Between 2018-2021, the Castle Studies Trust awarded Dr Duncan Wright three small grants to research the castle of Laughton-en-le-Morthen. The aim was to develop an innovative new research methodology to understand the near wholesale replacement of existing lords with incoming Norman tenants-in-chief physically showed itself post the Norman Conquest. Here Duncan explains what that has helped lead to.
In October 2021 the Arts and Humanities Research Council (AHRC) awarded Dr Duncan Wright (Newcastle University) an Early Career Research Grant of £200,000 in support of a new archaeological research project.
Entitled ‘Where Power Lies’, the project will undertake the first systematic examination of the physical evidence for elite centres in the landscape of medieval England between c. 800-1200AD. Many of these high-status places were developed as castles, and the research aims to identify the motivations behind choosing to build a castle at an existing lordly centre, when a site could equally be perpetuated as a manor house or else abandoned altogether.
The success of Duncan’s AHRC bid is partly thanks to the support of the Castle Studies Trust, who funded his research at Laughton en le Morthen (South Yorkshire) with three separate grant awards totalling almost £5000. The work at Laughton, which comprised geophysical and topographic survey, targeted excavation, and the commission of 3D reconstructions, not only helped reveal the complex history of the site but also acted as an important pilot and proof of concept for the new project. Indeed, Where Power Lies hopes to emulate the success of the research at Laughton, and will include some of the same survey techniques, but it will also scale up the focus to look at the national distribution of aristocratic centres with evidence for investment in both church and residential components.

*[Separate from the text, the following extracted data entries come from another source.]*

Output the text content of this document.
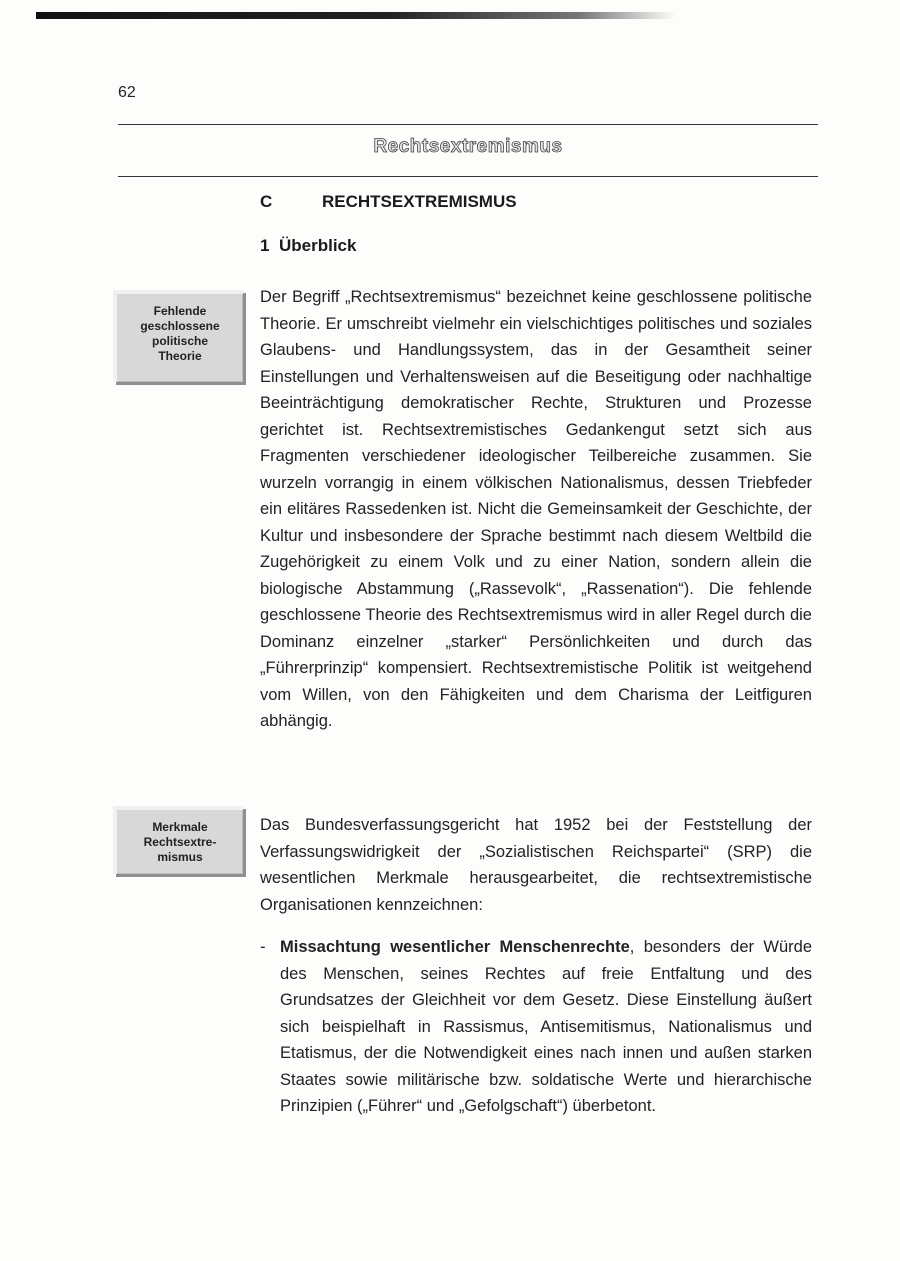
62
Rechtsextremismus
C	RECHTSEXTREMISMUS
1 Überblick
Fehlende
geschlossene
politische
Theorie
Der Begriff „Rechtsextremismus“ bezeichnet keine geschlossene politische Theorie. Er umschreibt vielmehr ein vielschichtiges politisches und soziales Glaubens- und Handlungssystem, das in der Gesamtheit seiner Einstellungen und Verhaltensweisen auf die Beseitigung oder nachhaltige Beeinträchtigung demokratischer Rechte, Strukturen und Prozesse gerichtet ist. Rechtsextremistisches Gedankengut setzt sich aus Fragmenten verschiedener ideologischer Teilbereiche zusammen. Sie wurzeln vorrangig in einem völkischen Nationalismus, dessen Triebfeder ein elitäres Rassedenken ist. Nicht die Gemeinsamkeit der Geschichte, der Kultur und insbesondere der Sprache bestimmt nach diesem Weltbild die Zugehörigkeit zu einem Volk und zu einer Nation, sondern allein die biologische Abstammung („Rassevolk“, „Rassenation“). Die fehlende geschlossene Theorie des Rechtsextremismus wird in aller Regel durch die Dominanz einzelner „starker“ Persönlichkeiten und durch das „Führerprinzip“ kompensiert. Rechtsextremistische Politik ist weitgehend vom Willen, von den Fähigkeiten und dem Charisma der Leitfiguren abhängig.
Merkmale
Rechtsextre-
mismus
Das Bundesverfassungsgericht hat 1952 bei der Feststellung der Verfassungswidrigkeit der „Sozialistischen Reichspartei“ (SRP) die wesentlichen Merkmale herausgearbeitet, die rechtsextremistische Organisationen kennzeichnen:
- Missachtung wesentlicher Menschenrechte, besonders der Würde des Menschen, seines Rechtes auf freie Entfaltung und des Grundsatzes der Gleichheit vor dem Gesetz. Diese Einstellung äußert sich beispielhaft in Rassismus, Antisemitismus, Nationalismus und Etatismus, der die Notwendigkeit eines nach innen und außen starken Staates sowie militärische bzw. soldatische Werte und hierarchische Prinzipien („Führer“ und „Gefolgschaft“) überbetont.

After modelling the national picture, the Where Power Lies team will investigate a carefully selected sample of case study sites, which will be subject to topographic, geophysical, and standing building surveys. These investigations will allow us to reconstruct the biography of the case study locations in detail, and to explore how the character and expression of elite power invested in their residential and ecclesiastical complexes evolved over time. Working with the British Museum’s Portable Antiquities Scheme as an official project partner, the research will also produce a new profile of the artefacts of the aristocrats who built and occupied these sites.
By undertaking this work, Where Power lies will shift the focus beyond the relatively small corpus of excavated aristocratic sites of the period which continue to form the basis of our understanding. Instead, by embracing a range of digital technologies and non-intrusive survey methods, the projectwill create valuable new datasets at a number of scales. By generating this new information, the team will demonstrate how the transformation of power centres occurred on the ground, revealing whether castles integrated earlier components into remodelled layouts, or whether they caused greater destruction and a more fundamental schism with the past.
The team will be led by Duncan as Principal Investigator, who will be accompanied by Professor Oliver Creighton (Exeter University) as Co-Investigator, and a Research Associate who will join the team for the duration of the project. Duncan would like to take this opportunity to thank the Castle Studies Trust for their generous support of his research at Laughton en le Morthen, which strengthened the AHRC bid significantly. He hopes the results of Where Power Lies will prove of interest to everyone associated with the Trust.